By StevoLincolnite on 4/7/2013 11:03:20 AM , Rating: 2
I fixed my problem with oil years ago.

That's LPG gas, compatible with current engines, cheap, readily available, mileage drops a little, but when it's less than half the price, you can give it that concession.

And... Works with current petrol engines.

Not sure what availability or price is like in the US, but I honestly can't believe more people don't use it.

RE: One problem...
By Lord 666 on 4/7/2013 11:49:34 AM , Rating: 3
Right on, Mad Max. Agreed that the US is slow to change, but its partially protectionism of big business. I'm a US citizen, just calling it how I see it.

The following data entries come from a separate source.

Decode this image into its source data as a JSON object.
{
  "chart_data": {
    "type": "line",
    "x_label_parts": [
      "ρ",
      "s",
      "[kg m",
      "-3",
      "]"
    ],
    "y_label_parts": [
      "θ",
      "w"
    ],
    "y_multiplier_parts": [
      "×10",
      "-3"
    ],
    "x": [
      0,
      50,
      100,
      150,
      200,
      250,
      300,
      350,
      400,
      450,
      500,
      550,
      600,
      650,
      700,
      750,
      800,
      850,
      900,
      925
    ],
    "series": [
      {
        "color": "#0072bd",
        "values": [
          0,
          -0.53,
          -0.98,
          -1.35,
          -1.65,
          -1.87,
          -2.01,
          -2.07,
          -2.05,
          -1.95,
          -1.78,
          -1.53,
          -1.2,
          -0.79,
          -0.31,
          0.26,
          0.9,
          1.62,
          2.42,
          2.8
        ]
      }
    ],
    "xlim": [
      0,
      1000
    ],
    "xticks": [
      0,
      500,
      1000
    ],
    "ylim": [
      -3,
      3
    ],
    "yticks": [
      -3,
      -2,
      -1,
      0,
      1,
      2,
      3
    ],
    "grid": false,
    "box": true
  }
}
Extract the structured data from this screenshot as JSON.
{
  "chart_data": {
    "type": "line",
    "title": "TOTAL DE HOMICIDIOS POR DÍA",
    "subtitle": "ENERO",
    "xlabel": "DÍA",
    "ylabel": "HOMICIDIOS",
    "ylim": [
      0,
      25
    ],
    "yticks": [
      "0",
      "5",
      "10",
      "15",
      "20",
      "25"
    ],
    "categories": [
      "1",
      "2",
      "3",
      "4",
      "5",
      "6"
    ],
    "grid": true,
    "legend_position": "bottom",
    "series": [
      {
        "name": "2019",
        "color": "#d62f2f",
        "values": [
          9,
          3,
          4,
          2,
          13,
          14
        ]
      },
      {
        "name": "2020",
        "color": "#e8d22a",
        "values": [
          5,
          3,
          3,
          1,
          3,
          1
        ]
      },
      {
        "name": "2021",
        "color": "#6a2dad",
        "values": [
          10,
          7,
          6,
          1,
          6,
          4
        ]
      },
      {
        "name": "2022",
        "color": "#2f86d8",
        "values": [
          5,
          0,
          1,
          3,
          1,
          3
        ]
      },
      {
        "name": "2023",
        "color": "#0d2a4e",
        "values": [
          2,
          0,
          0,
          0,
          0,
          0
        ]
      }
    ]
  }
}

Actually, we are slowly/quickly (depends on who you ask) destroying our environment here by fracking for NG. Next up is scrapping for shale/oil sands.

RE: One problem...
By Ammohunt on 4/8/2013 11:34:15 AM , Rating: 1
Destroying the environment a mile below the earths surface? Puhlese anti-fossil fuel whack jobs will make up any nonsense in order to keep us in the stone age or keep us chasing the mythical green energy unicorn.Splitting hydrogen from water only to combine it again to produce energy for locomotion with water as the byproduct makes sense ethanol,solar,wind etc.. doesn't.

RE: One problem...
By random2 on 4/9/2013 4:35:32 AM , Rating: 1
Ever hear of a water table?

RE: One problem...
By Ammohunt on 4/9/2013 1:41:32 PM , Rating: 3
Every study geology? if the water table is a mile under the ground chances are you are aren't pulling well water from it...

RE: One problem...
By deltaend on 4/7/2013 11:48:14 PM , Rating: 2
I fixed my problem with oil years ago.

Right, because LPG gas isn't derived from oil at all... You are simply trading one oil product for another here. We need to be off of oil, not swapping our dependence from one type to another.

RE: One problem...
By Tibbz on 4/9/2013 9:23:54 AM , Rating: 1
^^This i was scratching my head at that comment. Though US has an overwhelming abundance of Natural Gas and that will be a good patch if its further developed; but only to drive down fuel costs and overseas dependancy.... not much of an environmental benefit for what it is worth. Other than that Hydrogen is the way to go

RE: One problem...
By mars2k on 4/8/2013 8:31:18 AM , Rating: 2
Good for you Zhang, there was a post last week about some auto maker giving up on hydrogen as a hydrocarbon fuel substitute because they "just couldn't see how". Thank God others can. No matter what the arguments are this is just one ray of hope among many. We have to get off the carbon tit.

RE: One problem...
By Stuka on 4/10/2013 11:03:10 AM , Rating: 2
I agree. Electric is a great endgame, but I don't see battery tech being able to keep pace with hydrogren tech. Hydrogen viability is hinged on production costs, battery viability is hinged on materials science. The former being far more tangible than the latter.